It`s easy enough to write down ´climb a volcano´on a list when you`re sat on your cosy warm sofa. But it was as I was putting on all the gear needed to climb Volcan Villarrica that I realised it might not be a walk in the park. First came the thick water-proof trousers and jacket, followed by heavy boots, gloves and a hard hat. We were also give ice-picks and although I may have looked the part I realised I had no idea what I was doing.
It had rained for three days solid in Pucon, Chile, as we waited to climb the volcano and it seemed that as soon as the rain stopped and we headed for the mountains, so did everyone else. The meeting point was packed with people and there was a feeling of excitement and anticipation in the air as we made our final preparations.
|The preparations begin (just don’t tell anyone we have no idea what we’re doing!)|
Our first task was getting up to the starting point of the climb on a chair-lift, something which always terrifies me as I feel sure that I`m going to be the person who falls off in a Bridget Jones-esque style. However, having managed to safely navigate that task, it was on to the next one – attaching crampons to our shoes to enable us to walk on the ice and listening to our safety talk. The only problem was out instructor only spoke Spanish, which the other three members of my group did not. So it was left to me to translate his commands into English. I wasn`t too sure how I felt about the group`s safety being based on my interpretations which went something along the lines of “er…keep your ice-pick above you at all times or if you slip you´ll fall down the mountain” and “um, I think he`s saying ´if you fall, keep your legs up or the crampons could break them´.” Eventually, after a lot of gesturing, pointing and nodding, we were ready to go.

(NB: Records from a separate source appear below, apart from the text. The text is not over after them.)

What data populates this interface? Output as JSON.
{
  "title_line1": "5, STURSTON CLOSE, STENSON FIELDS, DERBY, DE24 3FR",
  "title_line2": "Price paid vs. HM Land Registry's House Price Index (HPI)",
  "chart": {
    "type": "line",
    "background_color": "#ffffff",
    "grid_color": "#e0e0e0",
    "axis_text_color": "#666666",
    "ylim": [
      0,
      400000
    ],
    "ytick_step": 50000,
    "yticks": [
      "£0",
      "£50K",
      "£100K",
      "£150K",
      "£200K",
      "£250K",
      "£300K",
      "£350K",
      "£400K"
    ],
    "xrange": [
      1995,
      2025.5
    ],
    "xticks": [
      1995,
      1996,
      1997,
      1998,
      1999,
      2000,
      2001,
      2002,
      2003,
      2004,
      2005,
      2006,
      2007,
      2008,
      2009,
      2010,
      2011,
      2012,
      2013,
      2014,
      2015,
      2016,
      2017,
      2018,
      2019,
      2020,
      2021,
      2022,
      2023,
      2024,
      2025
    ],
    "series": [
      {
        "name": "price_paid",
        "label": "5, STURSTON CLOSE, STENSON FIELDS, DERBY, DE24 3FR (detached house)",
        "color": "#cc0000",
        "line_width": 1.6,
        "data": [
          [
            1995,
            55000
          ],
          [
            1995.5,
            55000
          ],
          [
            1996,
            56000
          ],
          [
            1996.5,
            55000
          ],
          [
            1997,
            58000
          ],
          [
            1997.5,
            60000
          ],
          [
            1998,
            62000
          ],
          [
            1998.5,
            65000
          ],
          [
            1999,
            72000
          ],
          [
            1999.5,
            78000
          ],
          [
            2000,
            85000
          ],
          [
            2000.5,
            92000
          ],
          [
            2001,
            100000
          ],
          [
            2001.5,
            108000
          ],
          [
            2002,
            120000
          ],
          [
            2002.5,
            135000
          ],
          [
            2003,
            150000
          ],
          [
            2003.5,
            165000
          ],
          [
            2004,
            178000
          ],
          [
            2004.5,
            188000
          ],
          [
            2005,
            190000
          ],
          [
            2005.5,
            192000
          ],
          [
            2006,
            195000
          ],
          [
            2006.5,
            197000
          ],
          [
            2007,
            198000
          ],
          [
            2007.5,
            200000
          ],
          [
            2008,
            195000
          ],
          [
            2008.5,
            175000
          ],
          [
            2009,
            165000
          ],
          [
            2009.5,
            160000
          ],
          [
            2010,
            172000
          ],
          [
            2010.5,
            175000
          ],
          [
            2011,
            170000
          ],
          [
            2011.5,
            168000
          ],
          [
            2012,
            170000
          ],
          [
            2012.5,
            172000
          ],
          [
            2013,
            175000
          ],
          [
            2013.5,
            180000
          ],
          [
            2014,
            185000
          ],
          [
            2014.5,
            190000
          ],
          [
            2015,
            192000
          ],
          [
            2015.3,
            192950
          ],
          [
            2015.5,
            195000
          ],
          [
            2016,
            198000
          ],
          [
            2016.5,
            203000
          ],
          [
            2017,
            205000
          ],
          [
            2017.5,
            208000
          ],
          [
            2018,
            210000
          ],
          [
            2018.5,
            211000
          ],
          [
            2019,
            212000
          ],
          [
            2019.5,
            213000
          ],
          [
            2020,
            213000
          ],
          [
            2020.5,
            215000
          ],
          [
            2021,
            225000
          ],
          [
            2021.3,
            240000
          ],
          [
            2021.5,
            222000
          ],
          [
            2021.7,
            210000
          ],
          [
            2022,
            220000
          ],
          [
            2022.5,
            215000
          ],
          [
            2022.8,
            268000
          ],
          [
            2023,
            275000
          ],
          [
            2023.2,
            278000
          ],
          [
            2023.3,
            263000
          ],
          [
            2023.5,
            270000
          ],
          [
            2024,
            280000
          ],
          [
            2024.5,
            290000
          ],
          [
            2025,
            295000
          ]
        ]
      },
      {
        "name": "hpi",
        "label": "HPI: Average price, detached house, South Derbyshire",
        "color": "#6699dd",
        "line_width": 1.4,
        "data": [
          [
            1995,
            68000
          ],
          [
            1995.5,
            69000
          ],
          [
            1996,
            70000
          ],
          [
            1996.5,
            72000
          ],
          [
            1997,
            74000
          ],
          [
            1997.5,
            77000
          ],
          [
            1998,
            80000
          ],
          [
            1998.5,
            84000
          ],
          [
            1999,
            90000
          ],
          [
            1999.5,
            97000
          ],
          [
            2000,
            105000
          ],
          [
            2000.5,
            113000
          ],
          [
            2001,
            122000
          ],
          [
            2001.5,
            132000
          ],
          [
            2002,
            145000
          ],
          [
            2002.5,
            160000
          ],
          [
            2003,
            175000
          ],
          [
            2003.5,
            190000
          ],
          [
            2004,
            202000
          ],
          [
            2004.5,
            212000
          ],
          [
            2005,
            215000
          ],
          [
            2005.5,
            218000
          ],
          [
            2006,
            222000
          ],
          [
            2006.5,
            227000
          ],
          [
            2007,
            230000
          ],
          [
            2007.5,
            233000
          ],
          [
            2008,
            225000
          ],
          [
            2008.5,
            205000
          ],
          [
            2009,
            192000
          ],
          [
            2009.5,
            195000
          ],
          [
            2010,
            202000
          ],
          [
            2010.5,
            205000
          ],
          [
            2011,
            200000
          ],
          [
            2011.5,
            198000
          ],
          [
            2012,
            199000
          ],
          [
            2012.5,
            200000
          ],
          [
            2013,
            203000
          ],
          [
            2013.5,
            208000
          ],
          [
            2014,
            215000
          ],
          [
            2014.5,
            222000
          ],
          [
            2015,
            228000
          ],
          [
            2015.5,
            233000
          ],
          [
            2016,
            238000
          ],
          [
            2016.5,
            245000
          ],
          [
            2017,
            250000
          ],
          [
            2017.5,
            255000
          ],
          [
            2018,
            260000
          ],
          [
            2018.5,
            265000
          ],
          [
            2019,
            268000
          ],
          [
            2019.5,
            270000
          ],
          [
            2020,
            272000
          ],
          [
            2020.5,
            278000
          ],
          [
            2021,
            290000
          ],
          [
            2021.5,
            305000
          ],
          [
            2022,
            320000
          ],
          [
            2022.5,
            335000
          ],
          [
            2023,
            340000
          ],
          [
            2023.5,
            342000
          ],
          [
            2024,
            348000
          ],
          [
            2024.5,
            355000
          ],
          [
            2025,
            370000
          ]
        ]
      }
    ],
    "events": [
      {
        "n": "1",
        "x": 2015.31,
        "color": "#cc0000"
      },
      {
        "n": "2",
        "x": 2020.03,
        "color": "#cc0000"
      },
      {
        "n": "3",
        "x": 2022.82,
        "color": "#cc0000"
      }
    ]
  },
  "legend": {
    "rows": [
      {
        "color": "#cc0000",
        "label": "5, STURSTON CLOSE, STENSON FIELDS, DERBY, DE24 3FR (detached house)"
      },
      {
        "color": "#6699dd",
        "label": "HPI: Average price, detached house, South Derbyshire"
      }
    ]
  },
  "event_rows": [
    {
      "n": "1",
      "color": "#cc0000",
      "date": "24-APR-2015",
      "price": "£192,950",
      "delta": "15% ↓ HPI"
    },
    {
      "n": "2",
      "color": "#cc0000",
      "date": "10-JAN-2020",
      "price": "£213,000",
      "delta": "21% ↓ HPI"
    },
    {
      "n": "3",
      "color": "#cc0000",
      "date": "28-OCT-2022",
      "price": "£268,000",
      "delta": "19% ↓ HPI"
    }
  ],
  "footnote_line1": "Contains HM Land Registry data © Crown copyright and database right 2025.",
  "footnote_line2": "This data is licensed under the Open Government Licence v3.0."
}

We set off in single file, walking up the side of the snow-covered volcano in a zig-zag pattern, with our ice-picks always to the inside. The walk started off well and we made it to the first rest point without too much difficulty. But it was clear when we arrived there that the weather was not going to be on our side. The wind had picked up considerably and small pieces of ice, like hailstones, showered down on us from above. Our instructor Gabriel (somehow his name was reassuring) said we would wait for a while to see if the weather changed. Meanwhile as we hunkered down behind the rocks we could see other groups attempting the assent. Their bodies were bent double against the wind and every so often someone would lose their footing and start sliding down the mountain, only stopping when they managed to get a grip with their ice-pick or were grabbed by their guide.
|Sitting out the storm…|
Even though it was disappointing not to have reached the summit, it was a brilliant experience and don`t they always say leave something to come back for? So technically, I realise that I didn`t make it to the top. But after being battered by hailstones, forced to dodge boulders and nearly being blown of the side of a mountain, I`m taking my number 7!